Rains, vice president of sales at Van Dorn, wrote in a letter to Plastics News that ``there is a strong feeling among a wide range of industry leaders that certain resin producers are engaged in a misguided attempt to drive APC into a competitive position with the SPI as a so-called `full-service trade association.'*''
Yocum disputed that, and added that APC is only considering services its members want. But he acknowledged relations between SPI and APC are strained.
``In the short term, I think it will get highly emotional and it probably will be difficult,'' he said. ``I think in the long term, we will be able to work it out.''
SPI Board Chairman Harry Ussery said that if APC broadens its charter, it ``will just create more confusion in the industry and more potential conflicts of territory. I would hope after they have their deliberations we might see a different view on their part.''
But an executive for Nova Chemical Corp., which left SPI last year, said his company prefers APC representation, even though membership to APC is much more expensive.
``APC at a macro level does a lot more for us in the sense that it is protecting the whole plastics industry,'' said Gerry Finn, Nova vice president of government and industry relations.
Nova found the most value in SPI's business units, like the Polystyrene Packaging Council, but did not make much use of SPI's core functions, which include lobbying and administration, he said.
Several of SPI's business units are looking at whether they should remain in SPI, including the PSPC, the Plastics Pipe Institute and the Vinyl Institute. Units could chose to be independent, or affiliate with other groups.
VI officials said their review is related to hiring an executive director, not resin firm departures.
Nova, North America's largest PS maker, would like to see PSPC align itself with APC, Finn said. When Nova was in SPI, Nova was part of PSPC.

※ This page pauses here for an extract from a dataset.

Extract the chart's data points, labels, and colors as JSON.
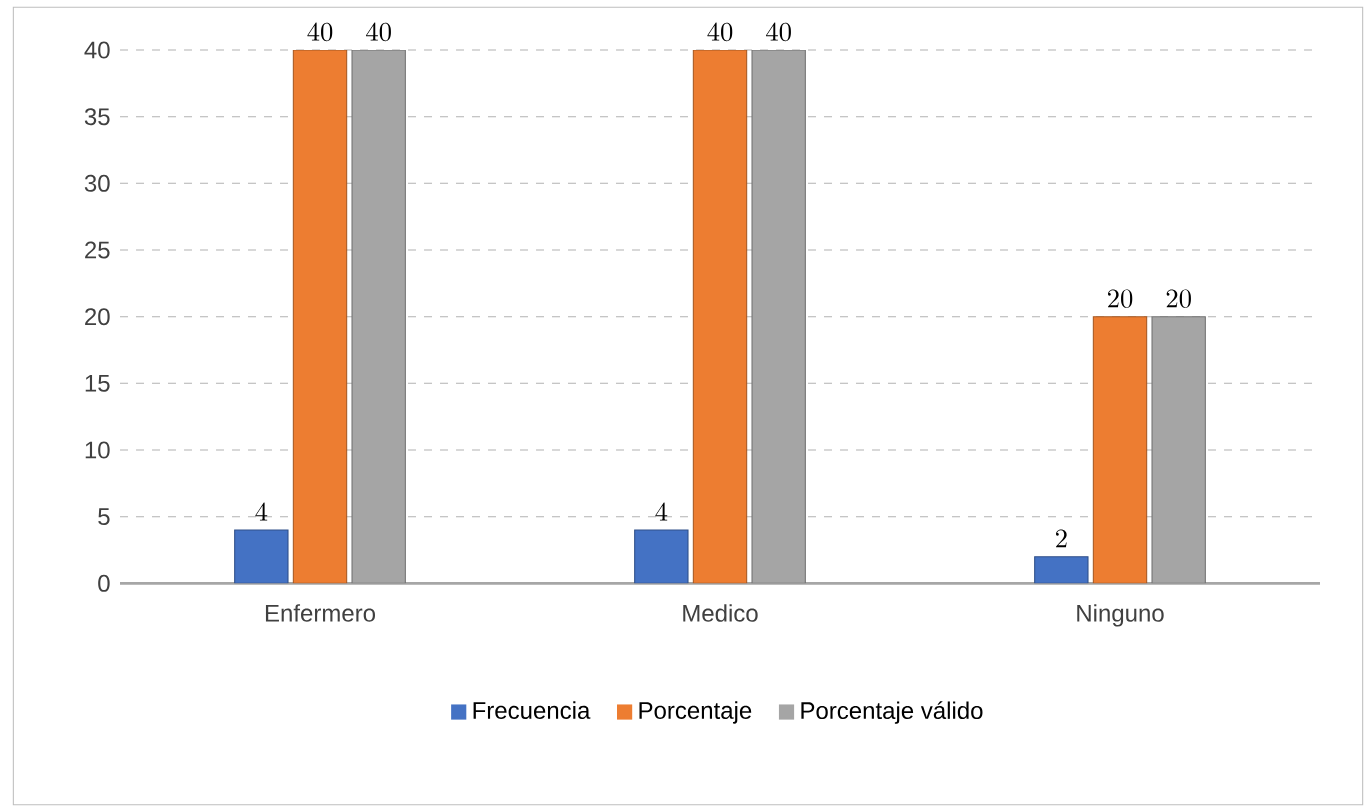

Yocum said representatives of between two and 10 business units of SPI have approached APC in the past six weeks asking about conditions for affiliating. APC can have business units, but all resin companies that join the unit must also pay for APC's expensive core services, including advertising.
APC is not seeking out SPI units, Yocum said.
Ussery said some SPI business units are in a vulnerable position.
``I do know that if more APC companies would resign from SPI, it would put some strain on some business units,'' he said. ``There are some business units that would find it hard to be financially viable if they lost a big part of their supplier base.
``We can't say how many APC members might leave SPI,'' Ussery said. ``That determines how many business units are in question.''
SPI has about 60 resin firm members, 19 of which also belong to APC. Those 19 make up about 20 percent of SPI's core services budget of $12.5 million, Ussery said. About 45 percent of SPI's total $30 million budget comes from its roughly 60 resin companies.